Just when you think you have seen the photograph with the proboscis of the Hummingbird Hawk Moth as fully extended as possible, there comes another which shows it stretching out just that little bit further.

So, where do you go to catch a glimpse of this wonderful moth? It is to be found all over the Old World, from the coast of Portugal to the islands of Japan. It doesn’t extend very far north as it likes a warm climate but during the summer months it can be found throughout the hemisphere. As it is migratory it will leave the colder northern areas and retreat towards the south – it would not survive the Winter anywhere north of the Alps of the Caucasus. Another family of moths, which are locally called Hummingbird Moths can be found in the United States but these are referred to as bee moths in Europe.

Many people think that imago moths will produce a single batch of eggs and then flit away somewhere to die quietly, their function performed. Not so the Hummingbird Hawk Moth, which will produce at least two broods of eggs in a year – in fact it will lay up to four sets of eggs in a year. It does not hibernate but it is much less active in the colder seasons. It overwinters where it can find a nook or cranny – among rocks, trees and even buildings. If there is a particularly warm day during the winter it will come out and feed.

It lays its eggs singly. Its caterpillar – at first yellow – become a rather regal looking green as it heads towards it pupa stage. Pale and glossy, the green eggs have a diameter of only a single millimeter.
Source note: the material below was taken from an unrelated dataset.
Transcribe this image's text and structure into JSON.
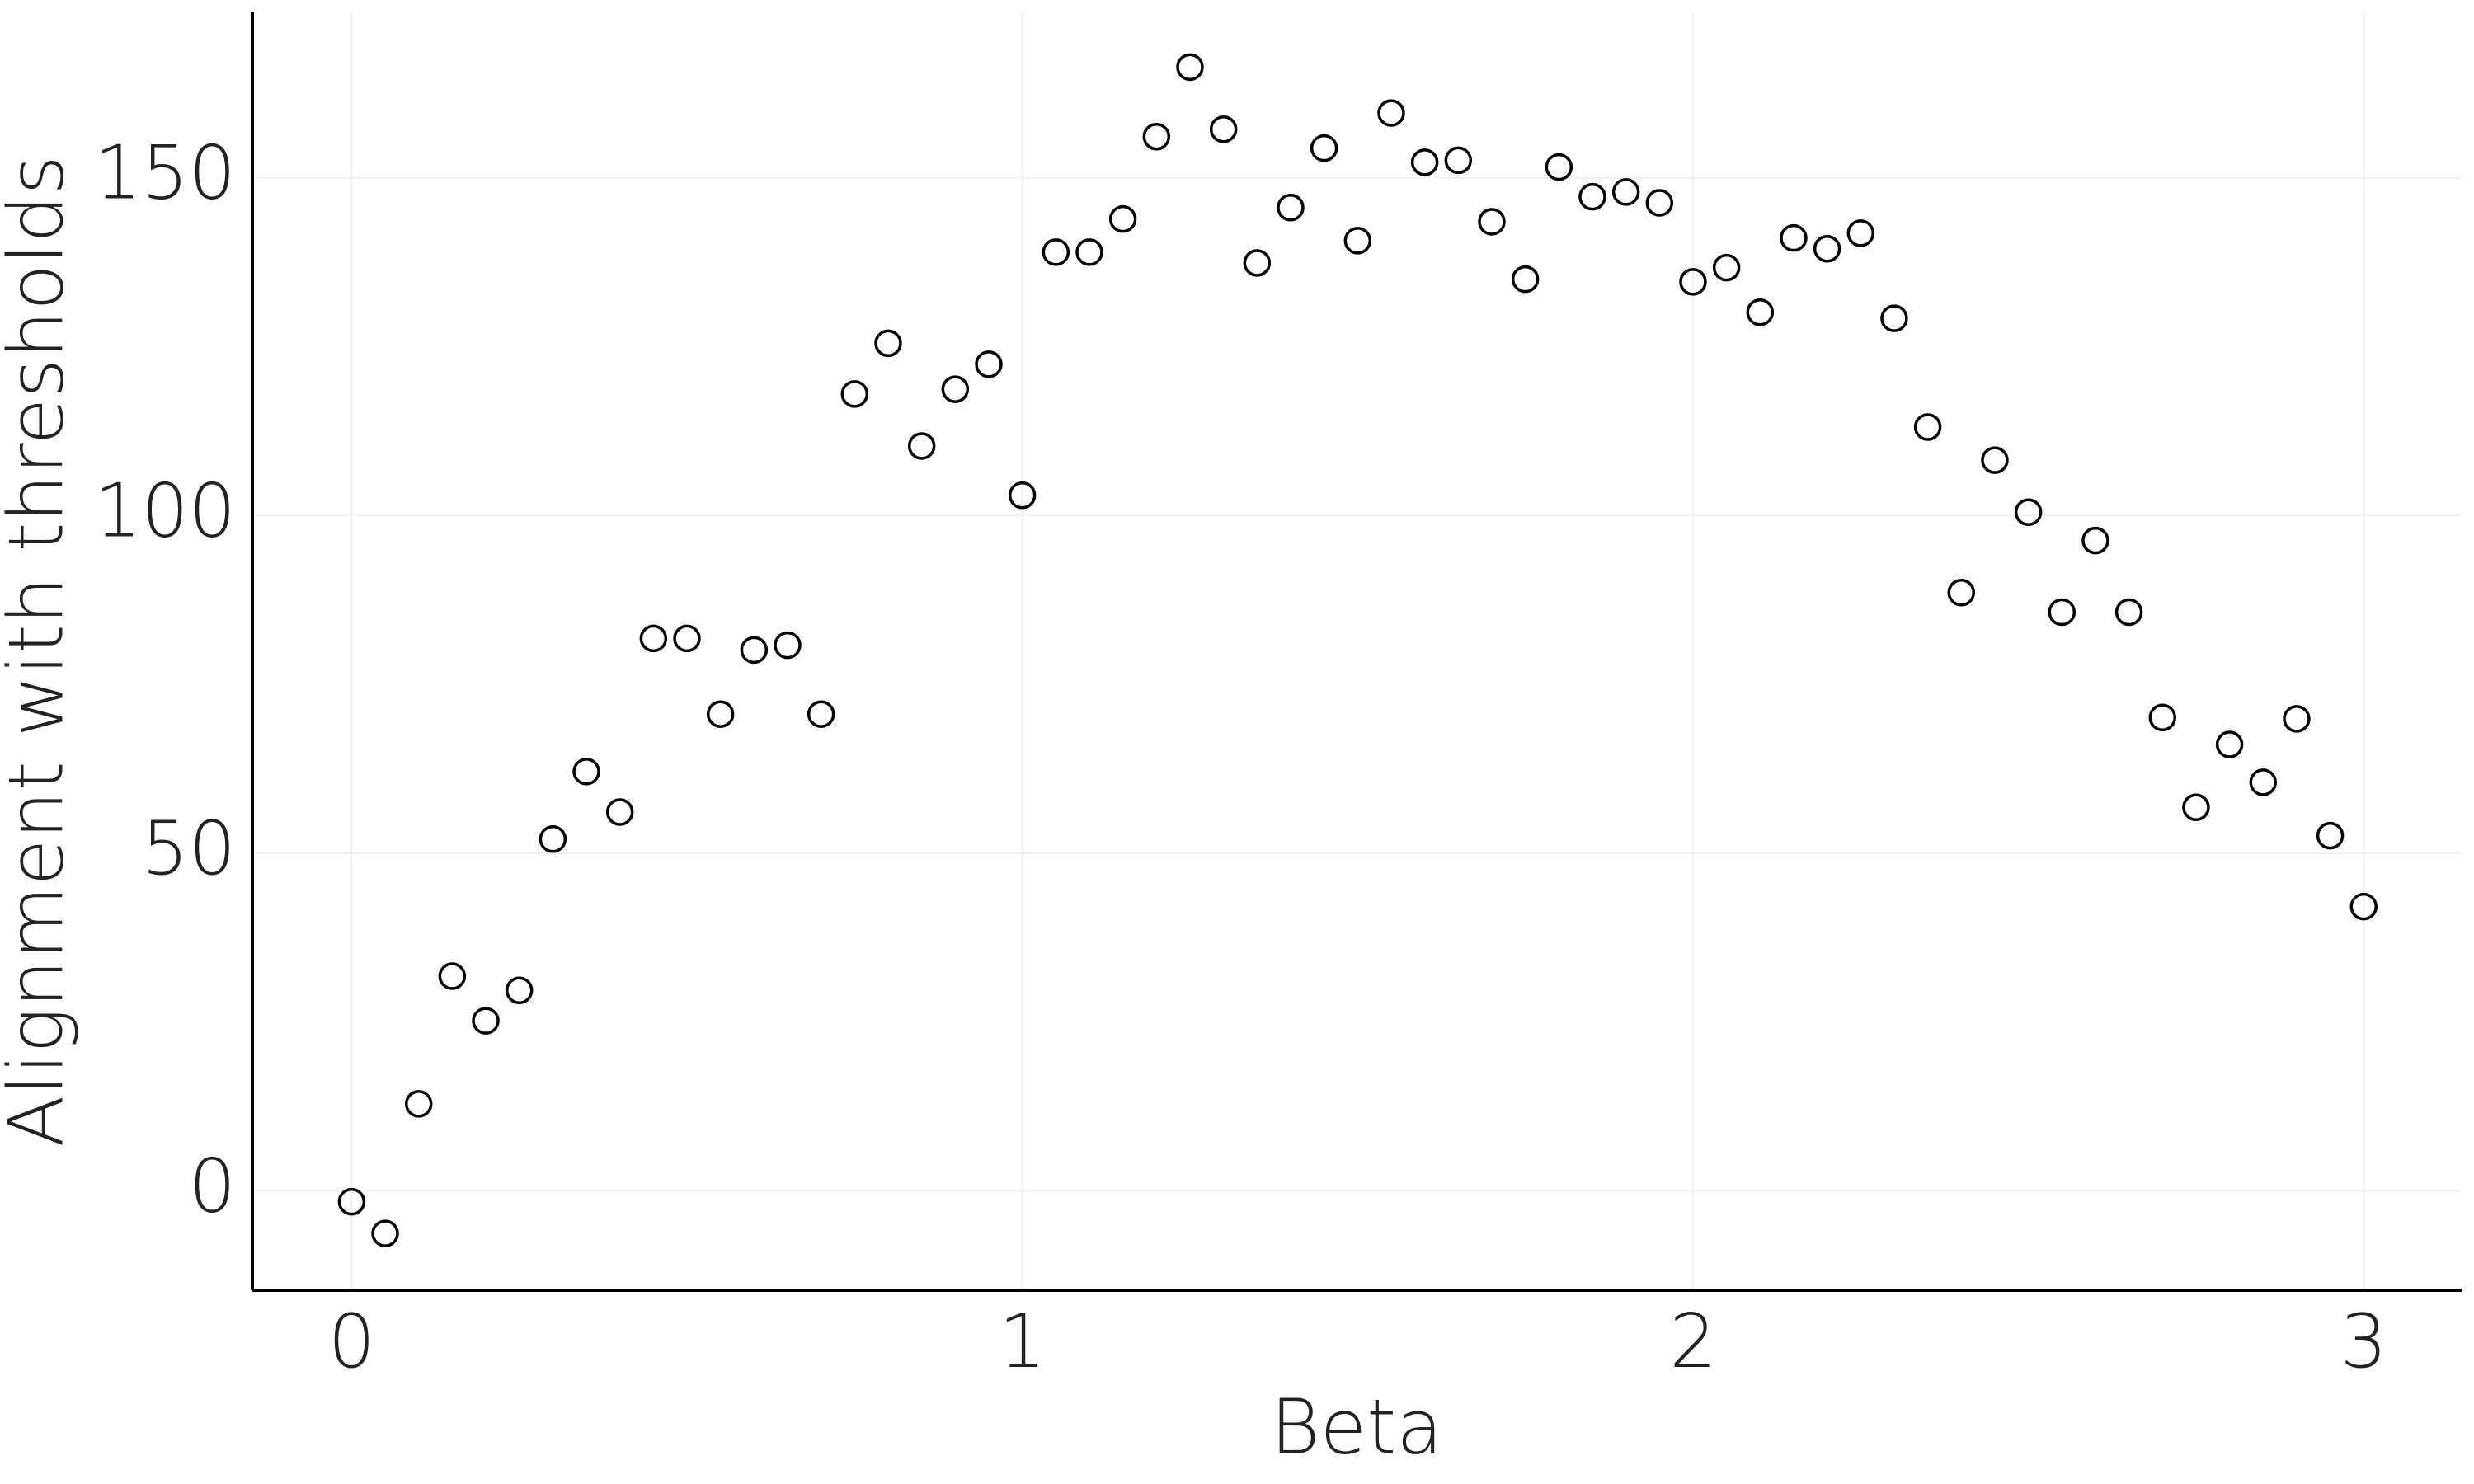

They resemble the buds of the host plant Galium and take up to eight days to hatch, camouflaged as they are to look like part of the general greenery. The female will lay anything up to two hundred eggs, each on a separate plant – a very tiring business no doubt.

With two grey stripes, each with a creamy border and a purply red horn at the end to frighten off would be attackers the larva feeds itself at the top of the host. This stage can last as little as only twenty days – depending on the warmth – and then the caterpillar will be ready to pupate. When this happens they do not thread themselves on to the plant but drop to the soil and detritus at the base of the plant. Hidden there, they will hopefully emerge safely as the imago. It has evolved, at this stage, to look like something that nothing would want to eat!


The adults love flowers with an abundance of nectar. These include Buddleia, Nicotiana and Phlox. The adults do not feed aimlessly, either. They have been seen to trap-line. That means that they return to the same plants at the same time each day. Without the help of the Hummingbird Moth many of our popular garden flowers would not be pollinated. The proboscis has developed over time to its current length as the flowers which attract it the most have long, tube-like organs containing their nectar. Evolution loves necessity – it most certainly is the mother of invention.

So why do these moths look – and act like real hummingbirds? Scientists think that this may well be a case of convergent evolution. This is when an identical biological trait is acquired in completely unrelated lineages. This can happen when two species occupy a similar or the same ecological niche – one that demands a distinct way of life to facilitate survival. Birds and bats would be a fine example. However the flying action of the Hummingbird Hawk Moth came about, one thing is sure: the sight of one as it goes about its business of feeding is one that is never forgotten.